O anda içimden gelen ama bana ait olmadığına emin olduğum bir ses, "Gelecekte herkes bedelini ödeyecek. Belki en yakın kişi olacak bu kişi, belki de en uzak kişi. Belki en sevdiğin, belki de en saygı duyduğun. Ama illaki bedel ödenmek zorundadır." dedi boğukça.

"Bunu söylediğine göre biliyorsun kimin ödeyeceğini." dedim ağız yoklama maksadıyla.

"Beni böyle sorgulamanıza gerek yok Ekselansları. Eğer Su Kraliçesini iyileştirirseniz oradaki varlık size söyleyecek."

"Sana nasıl güveneceğim?" diye sordum biraz merak, biraz korku, biraz da şüpheyle.

"Ben Ateşim Ekselansları. Gücünüz benden ve annemden geliyor. Ve annem üzerine yemin ederim ki size o varlık söyleyecek." dedi garip bir fısıltı ile.

"Tamam anlaştık." dedim sakince ve o ses aniden kayboldu ama içime bir ağırlık oturmuştu sanki. Bu seferki ağırlık hiçbir şeye benzemiyordu. Bütün bedenim yere çökmeye zorlanıyormuş gibi hissettiriyordu.

Hislerimi kenara bırakıp İnci teyzeyi kurtarmaya odaklandım ve düşünmeye başladım. Hikayenin en başından düşünmeye başladım. Mirayla ilgili ipucu aradım.

Miray

İnsan sarhoş olunca aklındaki, kalbindeki her şeyi itiraf eder derler. Bu belki gerçektir belki de masal. Bendeki durumun ne olduğunu biliyordum. Ben az sarhoş bile olsam çılgın, sapık, fesat duyguları zirve yapan bir insan oluyordum.

Can gittikten uzun süre sonra odama Melisa, Esra ve Melek gelmişti. Onlara durumu anlatmıştım. Hem de hepsini, tüm ayrıntılarıyla.

"Miray, merak ediyorum. Sen kimi istiyorsun kuzum?" diye sordu Esra gülerek.

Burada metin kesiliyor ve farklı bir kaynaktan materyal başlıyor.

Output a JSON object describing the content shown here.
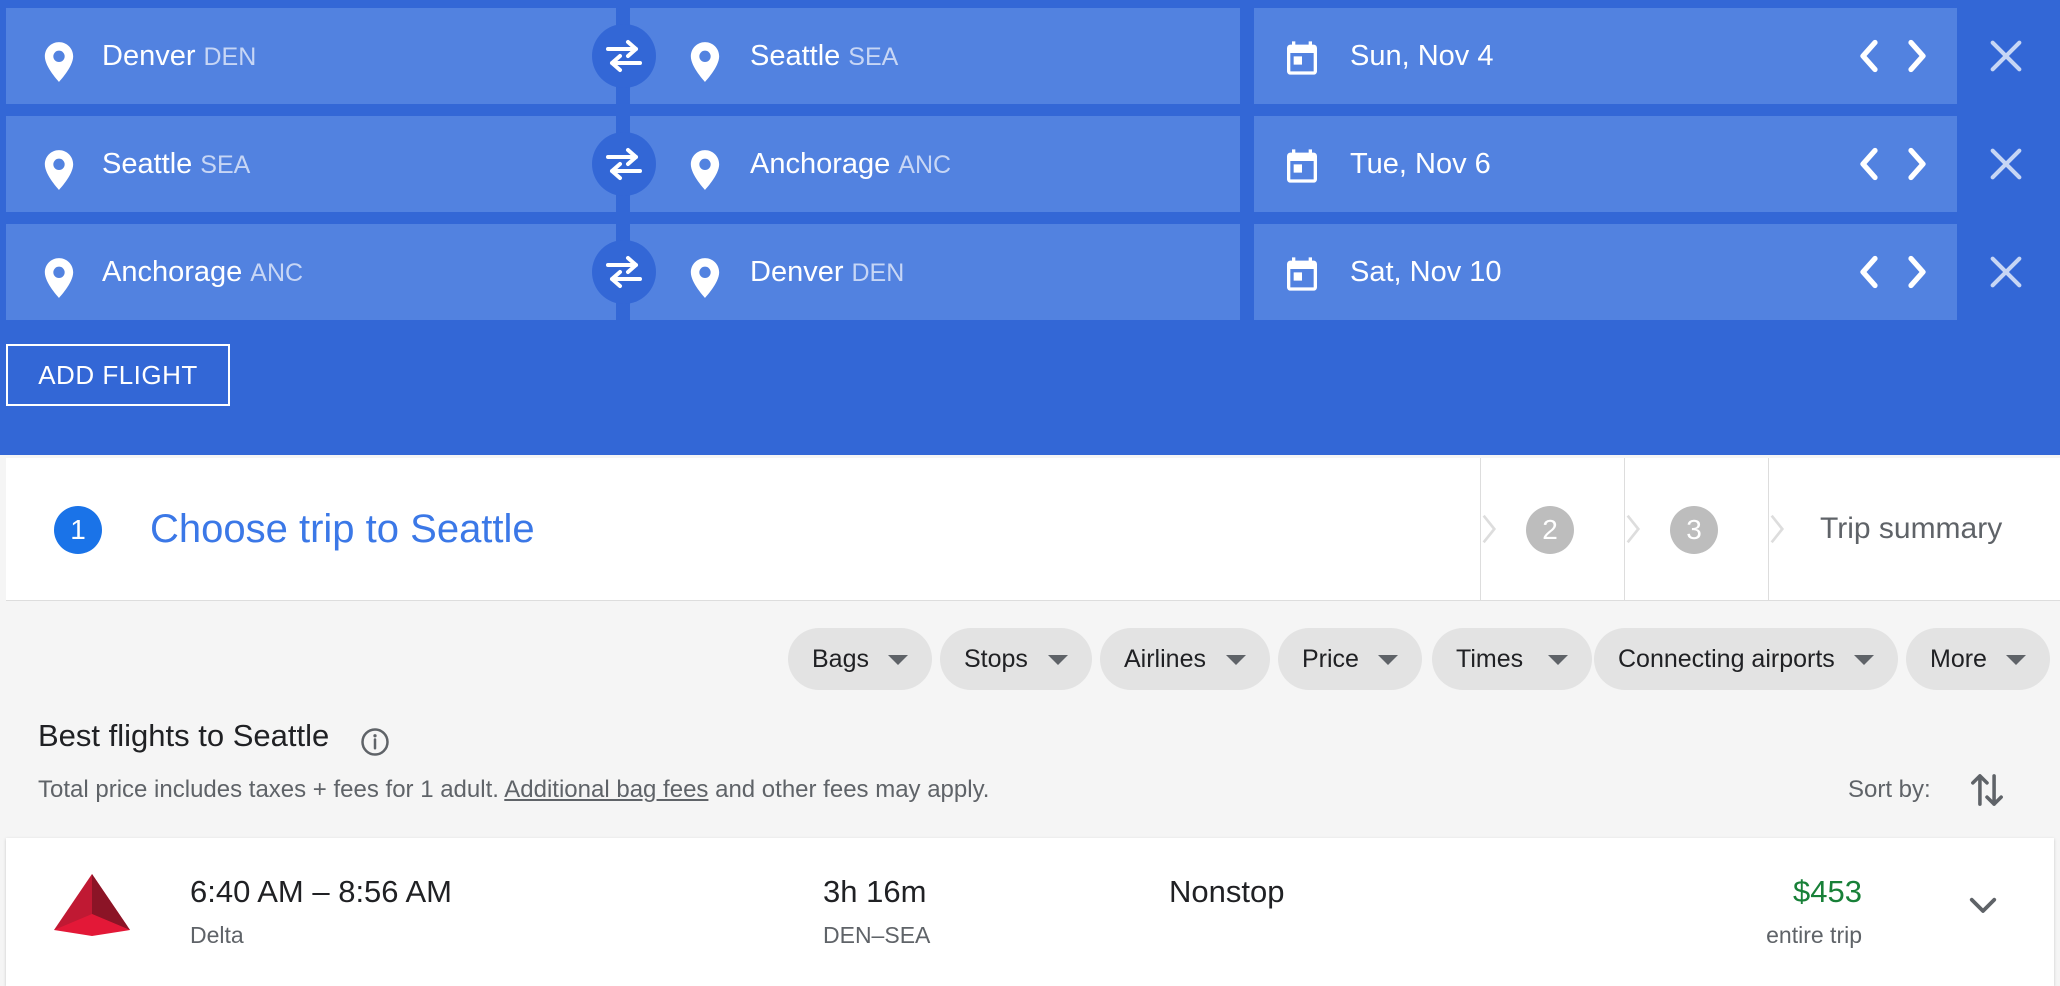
{
  "legs": [
    {
      "from_city": "Denver",
      "from_code": "DEN",
      "to_city": "Seattle",
      "to_code": "SEA",
      "date": "Sun, Nov 4"
    },
    {
      "from_city": "Seattle",
      "from_code": "SEA",
      "to_city": "Anchorage",
      "to_code": "ANC",
      "date": "Tue, Nov 6"
    },
    {
      "from_city": "Anchorage",
      "from_code": "ANC",
      "to_city": "Denver",
      "to_code": "DEN",
      "date": "Sat, Nov 10"
    }
  ],
  "add_flight_label": "ADD FLIGHT",
  "stepper": {
    "active_number": "1",
    "active_title": "Choose trip to Seattle",
    "step2": "2",
    "step3": "3",
    "summary": "Trip summary"
  },
  "filters": [
    "Bags",
    "Stops",
    "Airlines",
    "Price",
    "Times",
    "Connecting airports",
    "More"
  ],
  "results": {
    "title": "Best flights to Seattle",
    "disclaimer_pre": "Total price includes taxes + fees for 1 adult. ",
    "disclaimer_link": "Additional bag fees",
    "disclaimer_post": " and other fees may apply.",
    "sort_label": "Sort by:"
  },
  "flights": [
    {
      "times": "6:40 AM – 8:56 AM",
      "airline": "Delta",
      "duration": "3h 16m",
      "route": "DEN–SEA",
      "stops": "Nonstop",
      "price": "$453",
      "price_note": "entire trip"
    }
  ],
  "colors": {
    "header_bg": "#3367d6",
    "field_bg": "#5282e0",
    "accent": "#1a73e8",
    "price": "#188038"
  }
}
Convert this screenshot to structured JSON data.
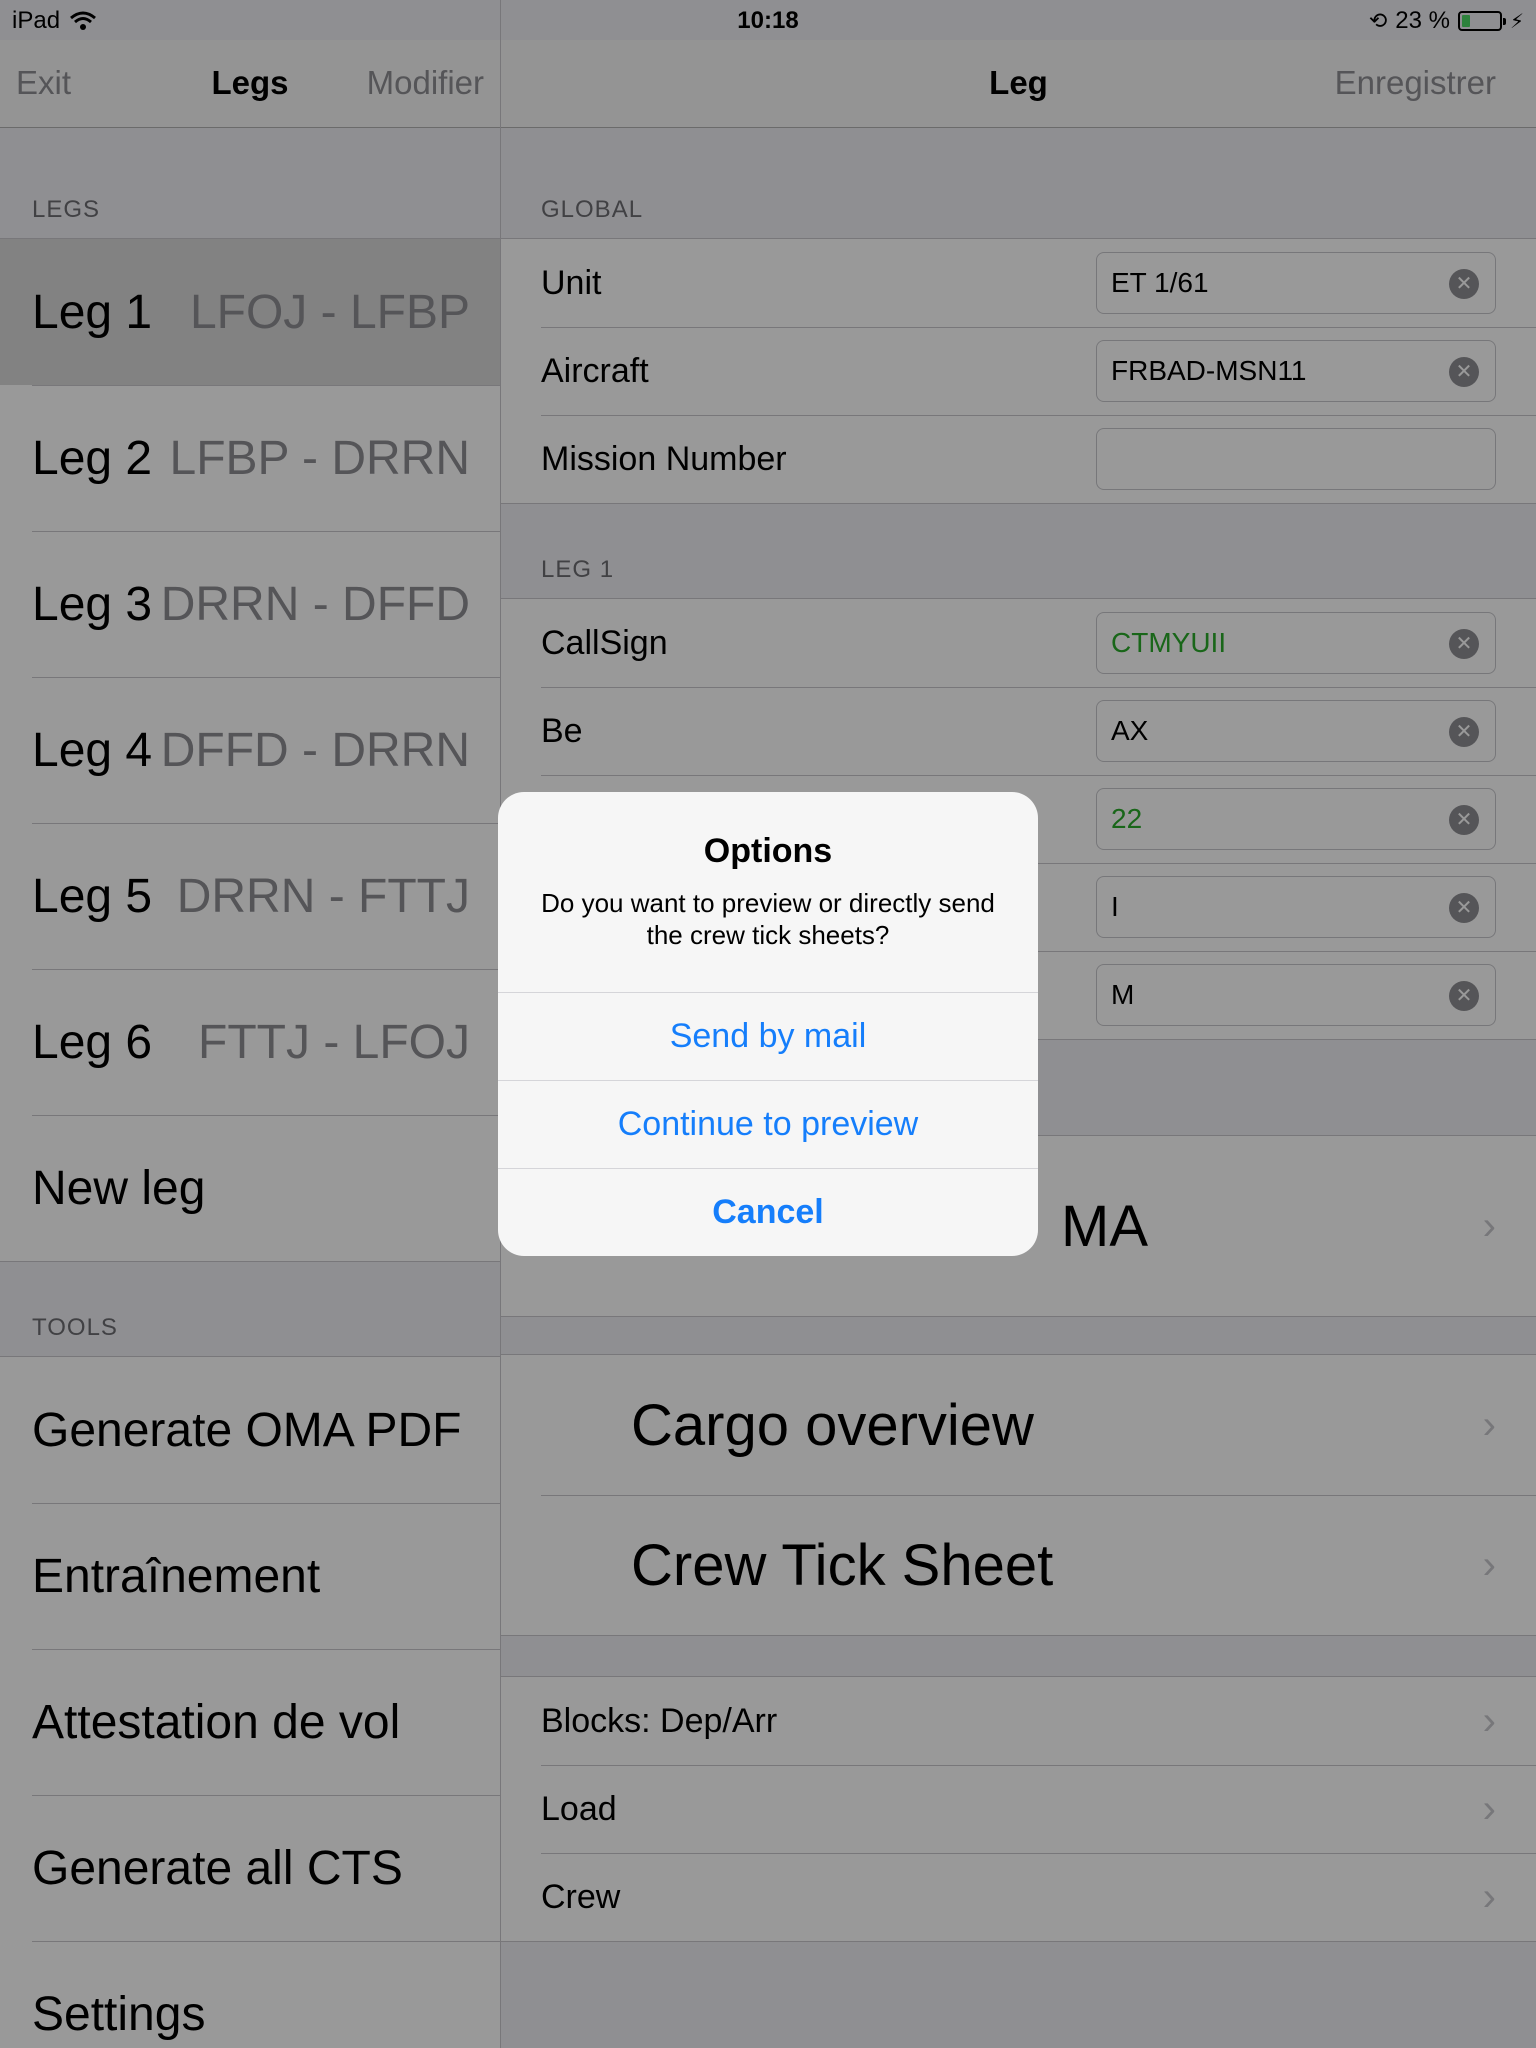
{
  "status_bar": {
    "device": "iPad",
    "time": "10:18",
    "battery_pct": "23 %",
    "battery_level": 0.23
  },
  "master": {
    "nav": {
      "left": "Exit",
      "title": "Legs",
      "right": "Modifier"
    },
    "legs_header": "LEGS",
    "legs": [
      {
        "name": "Leg 1",
        "route": "LFOJ - LFBP",
        "selected": true
      },
      {
        "name": "Leg 2",
        "route": "LFBP - DRRN"
      },
      {
        "name": "Leg 3",
        "route": "DRRN - DFFD"
      },
      {
        "name": "Leg 4",
        "route": "DFFD - DRRN"
      },
      {
        "name": "Leg 5",
        "route": "DRRN - FTTJ"
      },
      {
        "name": "Leg 6",
        "route": "FTTJ - LFOJ"
      }
    ],
    "new_leg": "New leg",
    "tools_header": "TOOLS",
    "tools": [
      "Generate OMA PDF",
      "Entraînement",
      "Attestation de vol",
      "Generate all CTS",
      "Settings"
    ]
  },
  "detail": {
    "nav": {
      "title": "Leg",
      "right": "Enregistrer"
    },
    "global_header": "GLOBAL",
    "global_fields": [
      {
        "label": "Unit",
        "value": "ET 1/61"
      },
      {
        "label": "Aircraft",
        "value": "FRBAD-MSN11"
      },
      {
        "label": "Mission Number",
        "value": ""
      }
    ],
    "leg_header": "LEG 1",
    "leg_fields": [
      {
        "label": "CallSign",
        "value": "CTMYUII"
      },
      {
        "label": "Be",
        "value": "AX"
      },
      {
        "label": "",
        "value": "22"
      },
      {
        "label": "",
        "value": "I"
      },
      {
        "label": "",
        "value": "M"
      }
    ],
    "oma_text": "MA",
    "big_rows": [
      "Cargo overview",
      "Crew Tick Sheet"
    ],
    "small_rows": [
      "Blocks: Dep/Arr",
      "Load",
      "Crew"
    ]
  },
  "alert": {
    "title": "Options",
    "message": "Do you want to preview or directly send the crew tick sheets?",
    "buttons": [
      "Send by mail",
      "Continue to preview",
      "Cancel"
    ]
  },
  "colors": {
    "tint": "#157efb",
    "green_value": "#2bab2b",
    "separator": "#c8c7cc"
  }
}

"Ben de bilmiyorum ki." dedim gülerek. "Tek bildiğim Mert ile ilgili anılarım olduğu ve bu anıların bazılarını hatırlamasam bile hatırladığım kadarıyla onunla çok çok çok çok çok çok mutlu olduğum." dedim ve aklıma gelen görüntülerle gülmeye başladım.

"Hm. Acaba neleri hatırlıyorsun?" diye sordu fesatça Melek.

"Eminim Masalı yaptığınız anı hatırlıyorsundur." dedi Esra gülerek.

"Nasıl da tanıyorsunuz beni." dedim gülmeye devam ederken.

"Belli zaten Miray." dedi Melisa gülerek.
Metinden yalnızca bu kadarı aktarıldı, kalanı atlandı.